ACA penalties to continue

The Internal Revenue Service now has the data to begin the analysis to calculate the potential penalties for tax year 2016 to be assessed against those organizations determined not to be in compliance with the ACA, according to the March 2018 report from the Treasury Inspector General for Tax Administration on the Affordable Care Act.

Demonstrators outside the Supreme Court in advance of the court's rulling that the ACA was constitutional

Bloomberg News

Since November 2017, the IRS has issued more than 30,000 Letter 226J notices containing penalty assessments of about $4.4 billion to employers for failing to comply with the employer mandate, also known as the Employee Shared Responsibility Payment. According to the latest TIGTA report, the IRS identified 318,296 organizations that qualified as applicable large employers. ALEs are organizations with 50 or more full-time employees and full-time equivalent employees that are required to offer minimum essential coverage to their full-time workforce (and their dependents), whereby such coverage meets minimum value and is affordable for the employee or be subject to IRC Section 4980H penalties.
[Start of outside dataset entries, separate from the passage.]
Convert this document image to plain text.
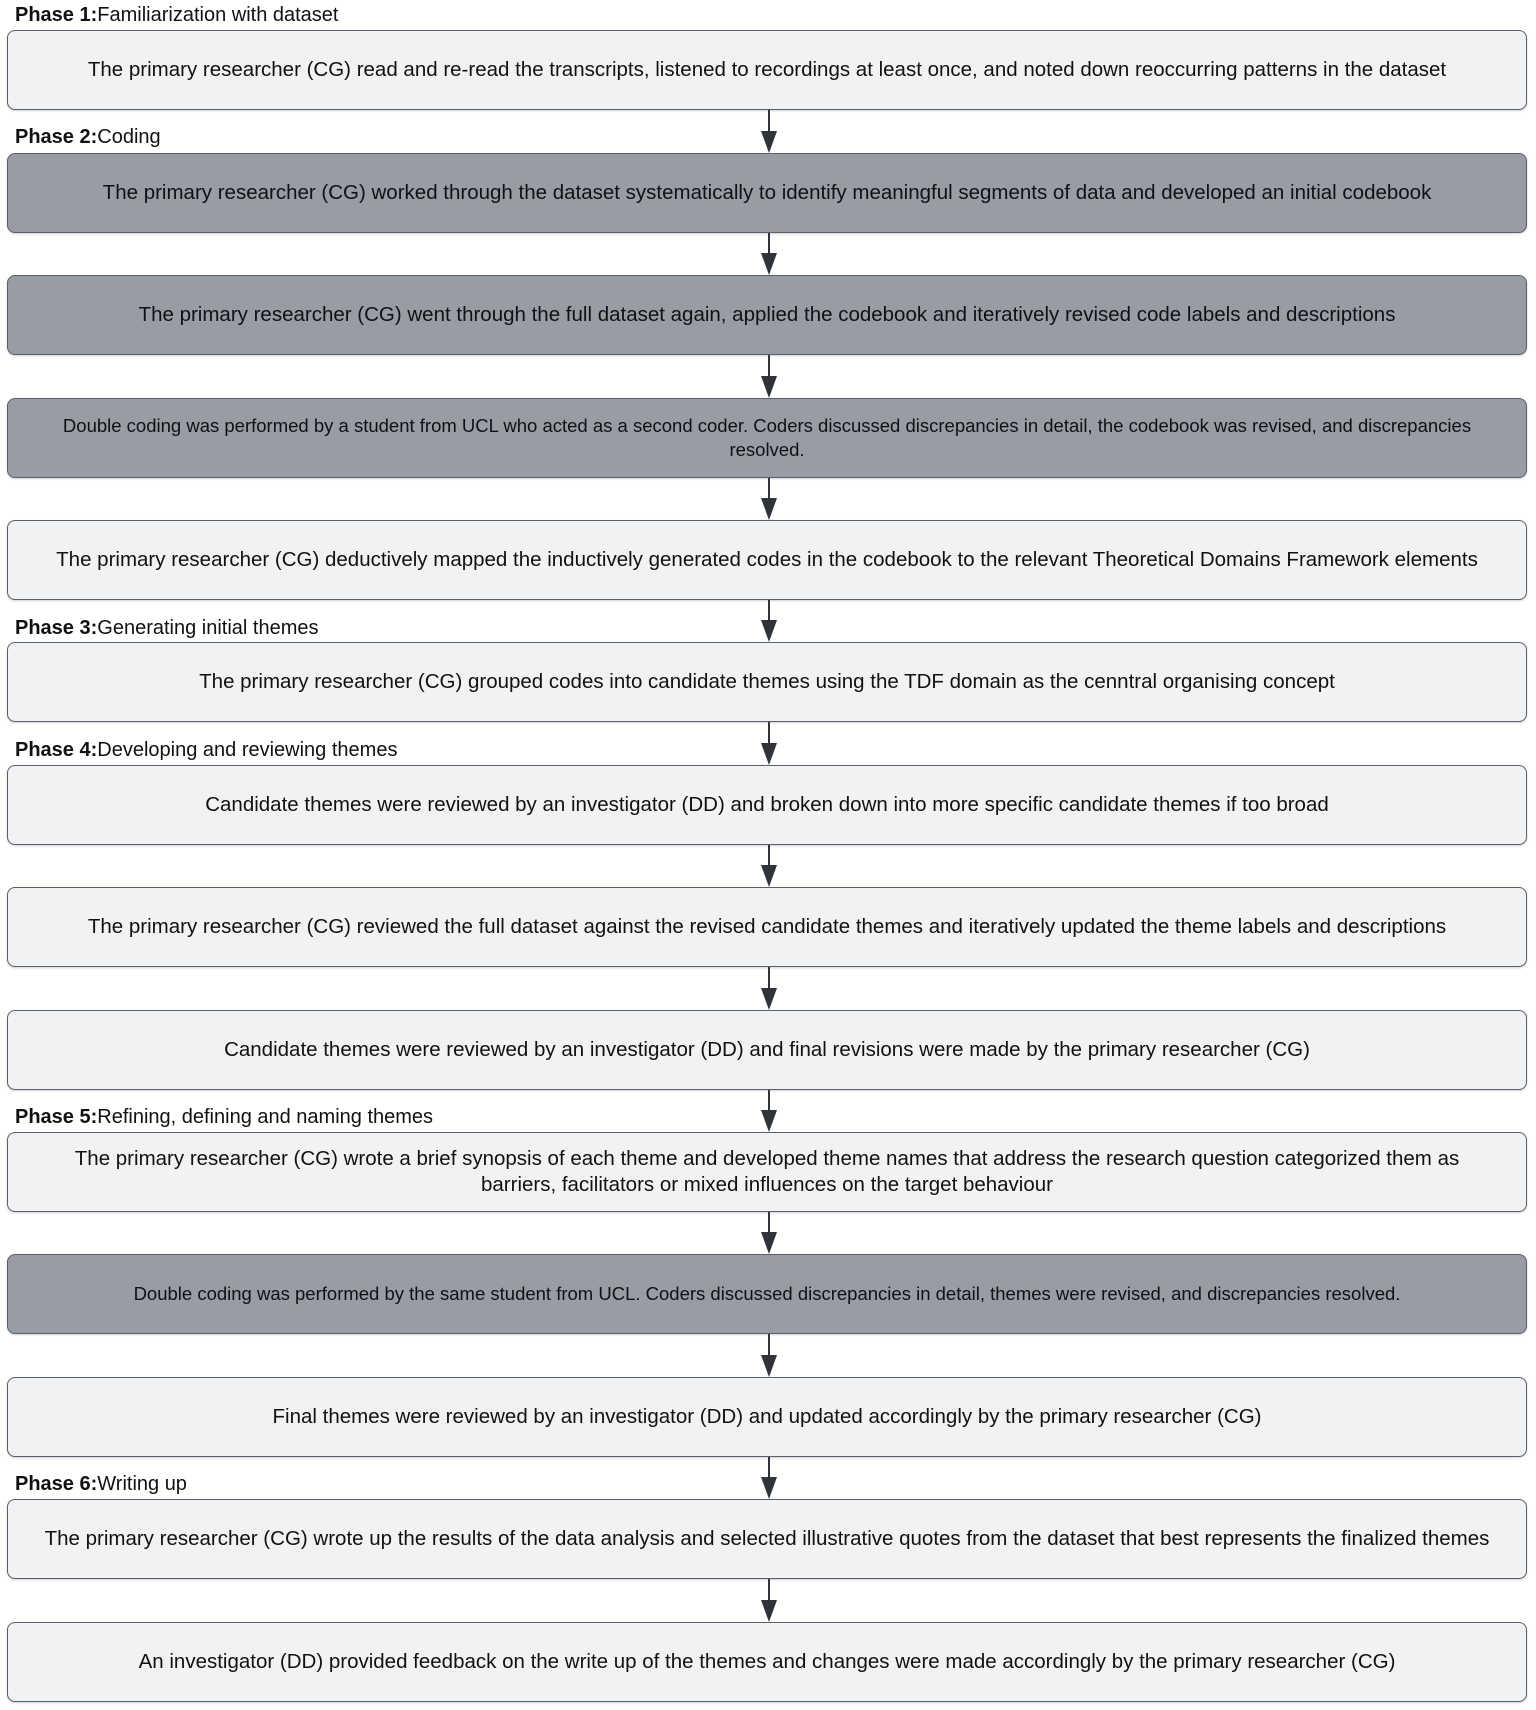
Phase 1:Familiarization with dataset
Phase 2:Coding
Phase 3:Generating initial themes
Phase 4:Developing and reviewing themes
Phase 5:Refining, defining and naming themes
Phase 6:Writing up
The primary researcher (CG) read and re-read the transcripts, listened to recordings at least once, and noted down reoccurring patterns in the dataset
The primary researcher (CG) worked through the dataset systematically to identify meaningful segments of data and developed an initial codebook
The primary researcher (CG) went through the full dataset again, applied the codebook and iteratively revised code labels and descriptions
Double coding was performed by a student from UCL who acted as a second coder. Coders discussed discrepancies in detail, the codebook was revised, and discrepancies resolved.
The primary researcher (CG) deductively mapped the inductively generated codes in the codebook to the relevant Theoretical Domains Framework elements
The primary researcher (CG) grouped codes into candidate themes using the TDF domain as the cenntral organising concept
Candidate themes were reviewed by an investigator (DD) and broken down into more specific candidate themes if too broad
The primary researcher (CG) reviewed the full dataset against the revised candidate themes and iteratively updated the theme labels and descriptions
Candidate themes were reviewed by an investigator (DD) and final revisions were made by the primary researcher (CG)
The primary researcher (CG) wrote a brief synopsis of each theme and developed theme names that address the research question categorized them as barriers, facilitators or mixed influences on the target behaviour
Double coding was performed by the same student from UCL. Coders discussed discrepancies in detail, themes were revised, and discrepancies resolved.
Final themes were reviewed by an investigator (DD) and updated accordingly by the primary researcher (CG)
The primary researcher (CG) wrote up the results of the data analysis and selected illustrative quotes from the dataset that best represents the finalized themes
An investigator (DD) provided feedback on the write up of the themes and changes were made accordingly by the primary researcher (CG)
Of the organizations that the IRS identified as ALEs, TIGTA reports that 49,259 are at risk for compliance action by the IRS. Employers who have not yet received a 2015 Letter 226J notice should not breathe a sigh of relief, however. There are still more to come.

Of even more interest is that the IRS is preparing to issue Letter 226J penalty notices to ALEs for the 2016 tax year. We can assume the agency also will enforce the ACA for the 2017 tax year and beyond. TIGTA reports that the IRS has spent over $2.8 million to improve the process for identifying, calculating and processing ALEs that are not in compliance with the ESRP. This is something to be sure your clients understand: Anticipate that the IRS is better prepared to identify organizations that are not complying with the ACA than during the initial enforcement actions for 2015.

For instance, for tax year 2015, the IRS indicated that once potentially liable employers were identified, a computer program would select at random particular organizations to investigate with no regard to the dollar value of the potential ESRP amount. TIGTA indicates that going forward, the IRS will not be selecting employers at random. Instead, the IRS will begin to audit non-compliant organizations, on a “highest value of work” basis using their automated ACA Compliance Validation System, as well as other data points.

ALEs also should anticipate a greater regulatory burden to demonstrate ACA compliance. For example, for 2015, ALEs had to offer minimum essential coverage to at least 70 percent of their full-time workforce (and their dependents) whereby such coverage meets minimum value and is affordable for the employee or be subject to Section 4980H penalties. That coverage threshold increased to 95 percent for 2016 and beyond.

What this boils down to is this: If your clients thought they were getting a pass for not complying with the ACA’s employer mandate because they had not received Letter 226J from the IRS, you may want to explain the potential folly of this position.

From what I can tell, the enforcement process for 2015 was a “test run.” Expect the IRS processes for identifying ACA non-compliance to become more robust, not less. While for some employers, checking certain boxes as a corrective to address an ACA penalty assessment may have worked for the 2015 tax year response to Letter 226J, those easy fixes are not going to be available to address non-compliance for tax years 2016 and onward. Requirements for complying with the ACA are more stringent for those tax years.

And the IRS is getting better at ACA enforcement. According to the TIGTA report, IRS management has been using the new ESRP case selection methodology to gather data to analyze all segments of the population to assist in future case analysis, selection, and assignment. TIGTA said this will allow the IRS to use the data gathered from working the tax year 2015 cases to further refine case selection methodologies and increase the probability for subsequent tax year case selections to include those with the highest compliance impact.

As you prepare for what’s to come, you may want to encourage your clients to let you assess their potential risk of receiving IRS penalties for not complying with the ACA. Consider undertaking a spot audit of clients’ IRS information filings for 2015, 2016 and 2017. Many outside vendors will work with your firms to provide such a service for your clients at no cost.

Despite all the talk from some in Washington, D.C., the ACA is not going away, and neither are the responsibilities of employers to comply with the health care law. (The House Ways and Means Committee approved a bill this month that would suspend penalties for the ESRP for 2015 through 2019, but it hasn’t yet been approved by the House or Senate.)

It’s time for CPAs to make sure their clients understand that this enforcement action is not going away anytime soon, and the potential risk that inaction may pose to their financial bottom line.